Édition du 22 Septembre 2018

[Photo : 123RF]

J'ai toujours cru que la raison d'être d'une entreprise ne se bornait pas à maximiser la «valeur pour les actionnaires». Quand les premières sociétés par actions de l'ère moderne ont été formées aux Pays-Bas et en Angleterre, au début du XVIIe siècle, ce n'était pas dans le dessein de permettre à des actionnaires de maximiser leurs gains. Les lettres patentes de ces sociétés précisaient leur raison d'être. Celle-ci n'était pas particulièrement altruiste, mais ce n'était pas le profit. Ce dernier était certes important. L'espérance (généralement avérée) d'un rendement élevé motivait les investisseurs à se regrouper pour investir dans des projets d'envergure, qu'ils ne contrôlaient pas, présentant un risque supérieur à la moyenne. Profit et rendement étaient des moyens d'accomplir une mission, pas la mission elle-même.
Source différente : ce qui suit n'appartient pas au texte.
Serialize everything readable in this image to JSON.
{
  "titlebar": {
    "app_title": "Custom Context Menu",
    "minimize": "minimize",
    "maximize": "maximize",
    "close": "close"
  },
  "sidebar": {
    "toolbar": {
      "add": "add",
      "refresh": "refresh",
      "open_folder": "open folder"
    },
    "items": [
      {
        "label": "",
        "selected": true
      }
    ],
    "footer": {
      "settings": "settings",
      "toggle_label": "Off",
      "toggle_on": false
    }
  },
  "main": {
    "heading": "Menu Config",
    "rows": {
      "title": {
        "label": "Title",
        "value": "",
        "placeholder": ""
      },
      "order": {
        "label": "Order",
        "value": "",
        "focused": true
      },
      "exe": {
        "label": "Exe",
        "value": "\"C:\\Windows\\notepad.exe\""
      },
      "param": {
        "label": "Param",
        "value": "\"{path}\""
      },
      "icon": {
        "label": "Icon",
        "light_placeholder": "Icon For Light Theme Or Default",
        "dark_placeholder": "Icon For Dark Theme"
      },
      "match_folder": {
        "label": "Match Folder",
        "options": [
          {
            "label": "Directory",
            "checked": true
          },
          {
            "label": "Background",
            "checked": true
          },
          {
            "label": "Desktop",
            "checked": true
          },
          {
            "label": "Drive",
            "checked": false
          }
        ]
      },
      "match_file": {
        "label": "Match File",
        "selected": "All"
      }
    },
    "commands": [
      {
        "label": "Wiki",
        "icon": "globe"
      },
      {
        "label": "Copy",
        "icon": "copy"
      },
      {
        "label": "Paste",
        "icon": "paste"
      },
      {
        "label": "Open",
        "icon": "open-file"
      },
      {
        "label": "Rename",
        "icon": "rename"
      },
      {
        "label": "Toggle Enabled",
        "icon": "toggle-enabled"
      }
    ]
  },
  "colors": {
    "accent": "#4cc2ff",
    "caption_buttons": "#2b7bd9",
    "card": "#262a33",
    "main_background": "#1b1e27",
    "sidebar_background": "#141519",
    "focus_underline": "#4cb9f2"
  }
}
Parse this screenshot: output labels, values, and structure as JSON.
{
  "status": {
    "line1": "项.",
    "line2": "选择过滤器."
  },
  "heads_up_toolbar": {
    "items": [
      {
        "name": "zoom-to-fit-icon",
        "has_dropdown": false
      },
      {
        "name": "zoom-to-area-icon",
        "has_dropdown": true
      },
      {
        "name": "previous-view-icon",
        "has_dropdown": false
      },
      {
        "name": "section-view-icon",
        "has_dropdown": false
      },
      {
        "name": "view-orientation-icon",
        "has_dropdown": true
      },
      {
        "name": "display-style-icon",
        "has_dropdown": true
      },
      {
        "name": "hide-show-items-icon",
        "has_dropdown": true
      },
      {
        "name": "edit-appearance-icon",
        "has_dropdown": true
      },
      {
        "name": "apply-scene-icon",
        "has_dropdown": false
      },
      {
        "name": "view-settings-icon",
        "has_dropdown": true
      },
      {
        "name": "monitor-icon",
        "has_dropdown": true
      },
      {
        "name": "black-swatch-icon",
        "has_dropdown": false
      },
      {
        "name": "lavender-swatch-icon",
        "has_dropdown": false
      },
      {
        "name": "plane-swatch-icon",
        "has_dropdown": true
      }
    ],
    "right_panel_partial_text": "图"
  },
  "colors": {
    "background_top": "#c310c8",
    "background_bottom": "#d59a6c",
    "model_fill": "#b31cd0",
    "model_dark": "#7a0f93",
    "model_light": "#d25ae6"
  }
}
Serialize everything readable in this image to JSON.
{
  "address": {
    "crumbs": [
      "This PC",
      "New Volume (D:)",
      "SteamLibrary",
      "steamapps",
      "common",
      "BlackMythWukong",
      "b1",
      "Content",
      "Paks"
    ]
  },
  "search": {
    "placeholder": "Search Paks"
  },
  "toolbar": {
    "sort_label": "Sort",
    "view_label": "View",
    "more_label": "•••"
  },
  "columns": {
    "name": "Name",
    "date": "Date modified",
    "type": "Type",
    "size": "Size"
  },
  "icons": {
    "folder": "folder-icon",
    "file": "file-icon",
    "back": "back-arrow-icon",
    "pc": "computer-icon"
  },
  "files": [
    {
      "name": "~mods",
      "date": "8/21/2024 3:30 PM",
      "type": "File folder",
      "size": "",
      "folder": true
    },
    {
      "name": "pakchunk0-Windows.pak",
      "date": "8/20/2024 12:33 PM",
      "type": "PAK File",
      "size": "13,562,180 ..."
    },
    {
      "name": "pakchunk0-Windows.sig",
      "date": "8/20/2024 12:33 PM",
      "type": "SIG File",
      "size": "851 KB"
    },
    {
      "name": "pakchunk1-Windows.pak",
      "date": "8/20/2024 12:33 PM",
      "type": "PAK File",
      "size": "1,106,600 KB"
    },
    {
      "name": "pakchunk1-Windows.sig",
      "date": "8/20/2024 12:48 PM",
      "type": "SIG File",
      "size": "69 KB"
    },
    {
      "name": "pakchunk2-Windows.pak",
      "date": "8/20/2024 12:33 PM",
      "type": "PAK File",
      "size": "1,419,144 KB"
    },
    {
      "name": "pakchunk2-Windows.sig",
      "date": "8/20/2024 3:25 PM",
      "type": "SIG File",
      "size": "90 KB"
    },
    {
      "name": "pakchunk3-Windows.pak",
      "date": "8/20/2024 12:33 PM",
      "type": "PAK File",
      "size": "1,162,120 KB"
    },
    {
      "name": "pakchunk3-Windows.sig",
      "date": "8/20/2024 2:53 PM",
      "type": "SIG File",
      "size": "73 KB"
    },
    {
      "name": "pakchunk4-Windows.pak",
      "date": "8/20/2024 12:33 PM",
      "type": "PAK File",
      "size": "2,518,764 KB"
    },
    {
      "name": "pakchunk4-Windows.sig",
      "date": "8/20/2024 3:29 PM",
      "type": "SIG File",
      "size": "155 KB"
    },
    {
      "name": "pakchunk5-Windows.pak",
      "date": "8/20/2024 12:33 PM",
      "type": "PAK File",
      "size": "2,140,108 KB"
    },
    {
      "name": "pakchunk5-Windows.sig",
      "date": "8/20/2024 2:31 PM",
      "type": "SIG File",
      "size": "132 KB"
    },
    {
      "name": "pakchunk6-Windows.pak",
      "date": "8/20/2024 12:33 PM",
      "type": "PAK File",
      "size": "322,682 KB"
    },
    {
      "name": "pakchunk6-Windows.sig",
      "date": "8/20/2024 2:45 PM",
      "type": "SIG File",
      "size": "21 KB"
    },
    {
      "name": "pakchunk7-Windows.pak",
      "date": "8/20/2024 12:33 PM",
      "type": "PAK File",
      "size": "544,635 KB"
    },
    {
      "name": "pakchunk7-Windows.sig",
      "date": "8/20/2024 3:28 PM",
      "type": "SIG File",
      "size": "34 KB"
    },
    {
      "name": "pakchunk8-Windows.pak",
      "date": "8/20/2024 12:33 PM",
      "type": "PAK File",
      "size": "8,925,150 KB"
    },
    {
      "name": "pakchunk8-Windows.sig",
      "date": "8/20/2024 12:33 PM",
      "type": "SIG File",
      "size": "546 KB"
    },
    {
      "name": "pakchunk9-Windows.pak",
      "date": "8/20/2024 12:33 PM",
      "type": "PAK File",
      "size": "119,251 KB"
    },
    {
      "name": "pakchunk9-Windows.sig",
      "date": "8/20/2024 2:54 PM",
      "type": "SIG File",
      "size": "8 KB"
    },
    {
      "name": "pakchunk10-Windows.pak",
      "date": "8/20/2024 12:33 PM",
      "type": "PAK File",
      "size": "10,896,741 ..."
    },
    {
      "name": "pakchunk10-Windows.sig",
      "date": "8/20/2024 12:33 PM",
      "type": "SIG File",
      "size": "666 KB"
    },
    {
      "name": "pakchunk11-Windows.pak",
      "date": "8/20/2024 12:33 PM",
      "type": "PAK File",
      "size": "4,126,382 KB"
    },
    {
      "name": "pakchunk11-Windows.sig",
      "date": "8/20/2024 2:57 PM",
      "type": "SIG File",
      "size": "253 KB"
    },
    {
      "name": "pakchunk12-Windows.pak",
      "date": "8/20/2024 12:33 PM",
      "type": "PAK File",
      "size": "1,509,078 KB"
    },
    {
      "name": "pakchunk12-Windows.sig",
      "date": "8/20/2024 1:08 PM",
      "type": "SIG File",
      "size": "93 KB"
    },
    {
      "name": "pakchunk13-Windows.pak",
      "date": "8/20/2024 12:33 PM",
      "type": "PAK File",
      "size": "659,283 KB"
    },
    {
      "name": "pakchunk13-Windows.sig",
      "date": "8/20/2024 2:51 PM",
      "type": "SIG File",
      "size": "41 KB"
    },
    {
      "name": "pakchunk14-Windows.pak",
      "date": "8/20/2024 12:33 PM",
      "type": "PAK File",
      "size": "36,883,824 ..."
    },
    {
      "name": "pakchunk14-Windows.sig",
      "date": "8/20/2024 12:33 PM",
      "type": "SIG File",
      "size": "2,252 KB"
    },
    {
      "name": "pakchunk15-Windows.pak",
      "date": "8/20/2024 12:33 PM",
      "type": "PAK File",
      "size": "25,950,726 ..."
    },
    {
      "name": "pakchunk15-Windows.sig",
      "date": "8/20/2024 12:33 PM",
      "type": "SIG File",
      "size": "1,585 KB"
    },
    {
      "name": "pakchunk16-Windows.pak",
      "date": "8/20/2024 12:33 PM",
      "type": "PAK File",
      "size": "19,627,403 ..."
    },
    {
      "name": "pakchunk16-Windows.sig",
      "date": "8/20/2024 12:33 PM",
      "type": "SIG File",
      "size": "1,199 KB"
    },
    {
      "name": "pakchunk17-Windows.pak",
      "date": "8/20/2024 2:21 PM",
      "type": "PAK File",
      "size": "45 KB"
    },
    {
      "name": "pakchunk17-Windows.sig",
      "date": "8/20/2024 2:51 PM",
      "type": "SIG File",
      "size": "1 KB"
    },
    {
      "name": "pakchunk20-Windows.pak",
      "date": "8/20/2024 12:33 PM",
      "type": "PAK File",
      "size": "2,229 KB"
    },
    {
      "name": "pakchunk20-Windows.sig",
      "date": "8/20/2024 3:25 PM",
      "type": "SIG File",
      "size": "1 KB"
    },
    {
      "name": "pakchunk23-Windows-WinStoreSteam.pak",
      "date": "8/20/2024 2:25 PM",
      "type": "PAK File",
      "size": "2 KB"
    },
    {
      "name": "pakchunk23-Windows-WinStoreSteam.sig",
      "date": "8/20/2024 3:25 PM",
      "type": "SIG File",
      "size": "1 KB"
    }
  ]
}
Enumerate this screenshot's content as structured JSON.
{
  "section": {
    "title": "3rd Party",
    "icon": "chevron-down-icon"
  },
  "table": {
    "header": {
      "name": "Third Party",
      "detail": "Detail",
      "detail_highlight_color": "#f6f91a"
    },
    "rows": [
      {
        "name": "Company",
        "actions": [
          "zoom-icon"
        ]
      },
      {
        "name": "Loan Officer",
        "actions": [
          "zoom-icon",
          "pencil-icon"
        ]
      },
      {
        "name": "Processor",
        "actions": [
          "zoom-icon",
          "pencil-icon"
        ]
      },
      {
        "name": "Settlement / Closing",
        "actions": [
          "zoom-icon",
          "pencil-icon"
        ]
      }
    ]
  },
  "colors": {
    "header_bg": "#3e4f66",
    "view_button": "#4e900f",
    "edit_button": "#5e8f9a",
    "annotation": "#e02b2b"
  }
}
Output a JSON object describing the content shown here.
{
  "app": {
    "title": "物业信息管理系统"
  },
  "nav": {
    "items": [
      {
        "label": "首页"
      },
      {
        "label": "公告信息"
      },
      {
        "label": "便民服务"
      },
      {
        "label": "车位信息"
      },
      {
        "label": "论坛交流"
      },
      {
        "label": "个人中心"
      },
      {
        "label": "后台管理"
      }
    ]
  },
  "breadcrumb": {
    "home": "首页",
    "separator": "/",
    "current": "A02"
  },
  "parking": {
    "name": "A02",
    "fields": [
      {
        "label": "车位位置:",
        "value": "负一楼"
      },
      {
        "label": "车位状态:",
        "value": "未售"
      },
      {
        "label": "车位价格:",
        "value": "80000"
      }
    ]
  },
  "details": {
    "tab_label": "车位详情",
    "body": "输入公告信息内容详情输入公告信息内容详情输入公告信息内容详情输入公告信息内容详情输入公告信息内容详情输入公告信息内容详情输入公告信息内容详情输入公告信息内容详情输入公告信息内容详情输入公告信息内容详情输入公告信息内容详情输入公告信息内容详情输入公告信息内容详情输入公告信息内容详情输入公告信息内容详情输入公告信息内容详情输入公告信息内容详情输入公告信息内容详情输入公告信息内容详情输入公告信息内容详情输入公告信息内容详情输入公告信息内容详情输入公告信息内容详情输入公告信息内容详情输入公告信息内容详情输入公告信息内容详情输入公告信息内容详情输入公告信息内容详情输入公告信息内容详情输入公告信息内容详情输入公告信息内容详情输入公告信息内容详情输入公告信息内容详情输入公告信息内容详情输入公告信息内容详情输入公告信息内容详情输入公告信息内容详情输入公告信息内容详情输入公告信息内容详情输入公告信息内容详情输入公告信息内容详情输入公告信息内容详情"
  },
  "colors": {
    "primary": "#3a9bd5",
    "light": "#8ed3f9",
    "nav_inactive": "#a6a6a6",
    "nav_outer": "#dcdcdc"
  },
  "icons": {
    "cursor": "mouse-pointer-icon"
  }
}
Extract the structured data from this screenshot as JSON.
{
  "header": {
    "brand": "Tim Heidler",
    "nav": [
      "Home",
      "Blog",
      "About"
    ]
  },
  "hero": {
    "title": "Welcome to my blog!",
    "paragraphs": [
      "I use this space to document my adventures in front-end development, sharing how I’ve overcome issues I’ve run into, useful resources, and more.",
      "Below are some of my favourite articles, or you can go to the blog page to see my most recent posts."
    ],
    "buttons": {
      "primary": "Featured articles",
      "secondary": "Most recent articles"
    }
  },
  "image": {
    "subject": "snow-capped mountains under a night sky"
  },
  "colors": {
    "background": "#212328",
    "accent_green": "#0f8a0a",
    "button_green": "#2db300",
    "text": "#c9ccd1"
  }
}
Les B Corporations : créer de la valeur sociale

Je crois toujours que le profit ne constitue pas la raison d'être d'une entreprise, mais le moyen d'accomplir son objet. Je ne suis pas le seul à le penser, ne serait-ce que parce qu'il existe, dans une soixantaine de pays, plus de 2 600 entreprises certifiées «B Corporations» (B Corp) - B comme dans «Benefit» : c'est-à-dire des entreprises ayant démontré leur volonté et leur capacité d'avoir un impact positif dans toutes les dimensions de leur activité - l'enrichissement de leurs actionnaires, certes, mais aussi leurs employés, leurs fournisseurs, leurs communautés d'accueil. Bref, des entreprises qui créent de la valeur sociale tout en étant privées.

Derrière cette idée, il y a une conviction, appuyée par un bon siècle et demi d'histoire : nos problèmes collectifs ne peuvent être réglés par les seuls gouvernements et OBNL. Les entreprises à but lucratif doivent contribuer à réduire les inégalités, à protéger l'environnement, à renforcer les collectivités et à créer des emplois de qualité porteurs de sens et de dignité, et ce, au-delà de la seule conformité aux lois et aux règlements.

Une certification exigeante

La certification B Corp existe depuis 2007. Une des premières entreprises à l'avoir obtenue est Patagonia, le fabricant de vêtements et de matériel de plein air fondé par l'iconoclaste à succès Yvon Chouinard.

N'obtient pas la certification qui veut. L'entreprise candidate doit répondre à un questionnaire élaboré qui passe en revue ses politiques, pratiques et résultats dans cinq grands champs : la gouvernance, les employés, la communauté, l'environnement, l'impact des modèles d'entreprise. Suivront un ou plusieurs entretiens avec des analystes de B Lab, qui a des bureaux en Pennsylvanie, à New York et à Amsterdam ; entretiens destinés à valider et à vérifier les prétentions des candidats, ou encore à appuyer dans son cheminement l'entreprise qui, d'emblée, n'obtient pas tout à fait la note de passage.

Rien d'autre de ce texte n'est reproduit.